My station:
An 80/40/20/15/10 M band homebrew transceiver (9 MHz filter), which produces a few watts output, sufficient (just) to drive a 2 x 6KD6 sweep tube amplifier to maybe 100 plus watts PEP output (never accurately measured). This gear still works, although being around 30 years old it is a bit temperamental!. It was constructed when most commercial gear was still all-valve. The transceiver uses some germanium transistors, an IC (CA3028A), some FET’s and a broadband PA using 40290 (like 2N3866) transistors in the output stage. A separate TTL frequency counter with internal LO/BFO mixer displays the transceiver frequency. Yep, it’s a real oddity!

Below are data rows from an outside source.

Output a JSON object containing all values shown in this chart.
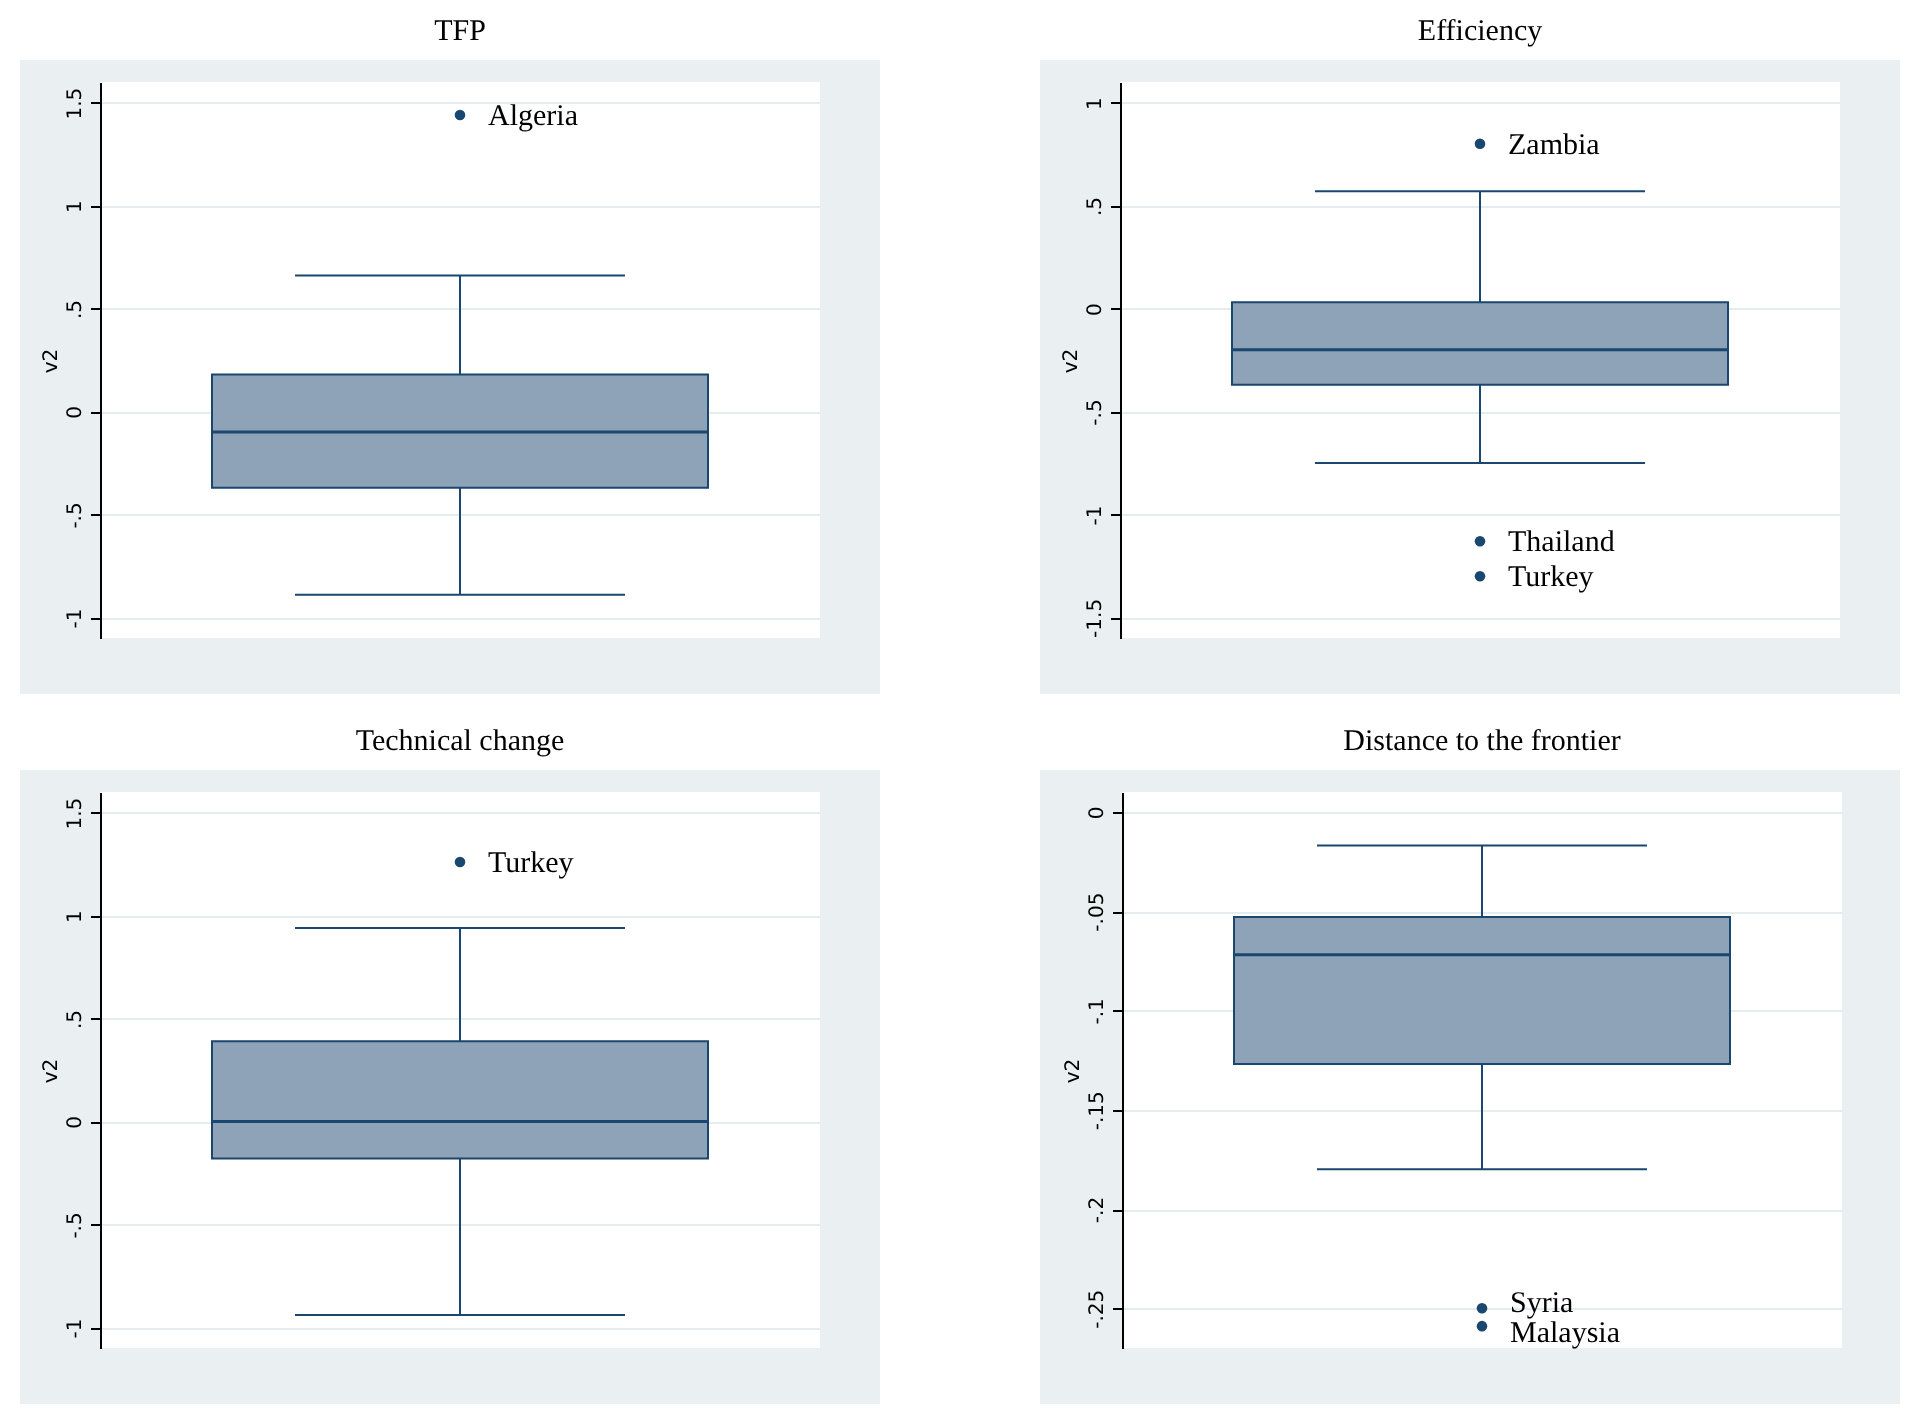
{
  "chart_data": [
    {
      "type": "box",
      "title": "TFP",
      "ylabel": "v2",
      "categories": [
        null
      ],
      "color": "#8ea3b7",
      "boxes": [
        {
          "low": -0.89,
          "q1": -0.37,
          "median": -0.1,
          "q3": 0.18,
          "high": 0.66,
          "outliers": [
            1.44
          ]
        }
      ],
      "annotations": [
        "Algeria"
      ],
      "ylim": [
        -1.1,
        1.6
      ],
      "yticks": [
        -1,
        {
          "value": -0.5,
          "label": "-.5"
        },
        0,
        {
          "value": 0.5,
          "label": ".5"
        },
        1,
        1.5
      ],
      "grid": "y",
      "tick_labels": "y"
    },
    {
      "type": "box",
      "title": "Efficiency",
      "ylabel": "v2",
      "categories": [
        null
      ],
      "color": "#8ea3b7",
      "boxes": [
        {
          "low": -0.75,
          "q1": -0.37,
          "median": -0.2,
          "q3": 0.03,
          "high": 0.57,
          "outliers": [
            0.8,
            -1.13,
            -1.3
          ]
        }
      ],
      "annotations": [
        "Zambia",
        "Thailand",
        "Turkey"
      ],
      "ylim": [
        -1.6,
        1.1
      ],
      "yticks": [
        -1.5,
        -1,
        {
          "value": -0.5,
          "label": "-.5"
        },
        0,
        {
          "value": 0.5,
          "label": ".5"
        },
        1
      ],
      "grid": "y",
      "tick_labels": "y"
    },
    {
      "type": "box",
      "title": "Technical change",
      "ylabel": "v2",
      "categories": [
        null
      ],
      "color": "#8ea3b7",
      "boxes": [
        {
          "low": -0.94,
          "q1": -0.18,
          "median": 0,
          "q3": 0.39,
          "high": 0.94,
          "outliers": [
            1.26
          ]
        }
      ],
      "annotations": [
        "Turkey"
      ],
      "ylim": [
        -1.1,
        1.6
      ],
      "yticks": [
        -1,
        {
          "value": -0.5,
          "label": "-.5"
        },
        0,
        {
          "value": 0.5,
          "label": ".5"
        },
        1,
        1.5
      ],
      "grid": "y",
      "tick_labels": "y"
    },
    {
      "type": "box",
      "title": "Distance to the frontier",
      "ylabel": "v2",
      "categories": [
        null
      ],
      "color": "#8ea3b7",
      "boxes": [
        {
          "low": -0.18,
          "q1": -0.127,
          "median": -0.072,
          "q3": -0.053,
          "high": -0.017,
          "outliers": [
            -0.25,
            -0.259
          ]
        }
      ],
      "annotations": [
        "Syria",
        "Malaysia"
      ],
      "ylim": [
        -0.27,
        0.01
      ],
      "yticks": [
        {
          "value": -0.25,
          "label": "-.25"
        },
        {
          "value": -0.2,
          "label": "-.2"
        },
        {
          "value": -0.15,
          "label": "-.15"
        },
        {
          "value": -0.1,
          "label": "-.1"
        },
        {
          "value": -0.05,
          "label": "-.05"
        },
        0
      ],
      "grid": "y",
      "tick_labels": "y"
    }
  ]
}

The linear amplifier uses a massive old switch to switch the power supply from 600 volts for tune-up to 900 volts for operating. 600 volts is obtained from a 230/230v isolation transformer by voltage-doubling, switched to tripling for 900 volts. Lots of old 100 μF metal can electrolytic capacitors in there, still surviving!
I also use a separate general coverage receiver constructed in the mid-1970’s. This uses a 43-72 MHz PLL 1st LO (manually locked to a 1MHz reference) and the 1st I.F. tunes 42-43 MHz. 2nd I.F. is 10.7 MHz (15KHz Xtal filter) and 3rd I.F. 455 KHz (2.2 kHz BW mechanical filter). It has passband tuning provided by a 10,240 to 10250 Khz variable third LO which is mixed with 10.700 MHz to generate a 460 to 450 KHz BFO. The 10.7 Mhz injected to this mixer is derived from a 10.0 MHz master crystal oscillator by multiplying 10 MHz x 3 = 30 MHz, and also dividing it to 5 Mhz, mixing 30 + 5 = 35 MHz, dividing 35 MHz by 5 to get 700 Khz and mixing with 10 MHz to get 10.700 MHz. Oh yes, and the 35 MHz is also mixed with a Vackar VFO tuning 2.7 to 3.7 MHz to generate the 2nd LO 31.3 to 32.3 MHz! Lots of shielding and filtering was necessary! Confused? So was I – I had to check those frequencies to remind myself before writing this paragraph!
My present antenna is a parallel wire multiband inverted vee dipole for 40 thru 10 m bands and a Multee for 80m (which does not work well). I have used better antennas in the past and I like a vertical quarter wave with an elevated counterpoise, also the good old G5RV for which I now don’t have the space. Read G6XN’s book (RSGB) about counterpoises!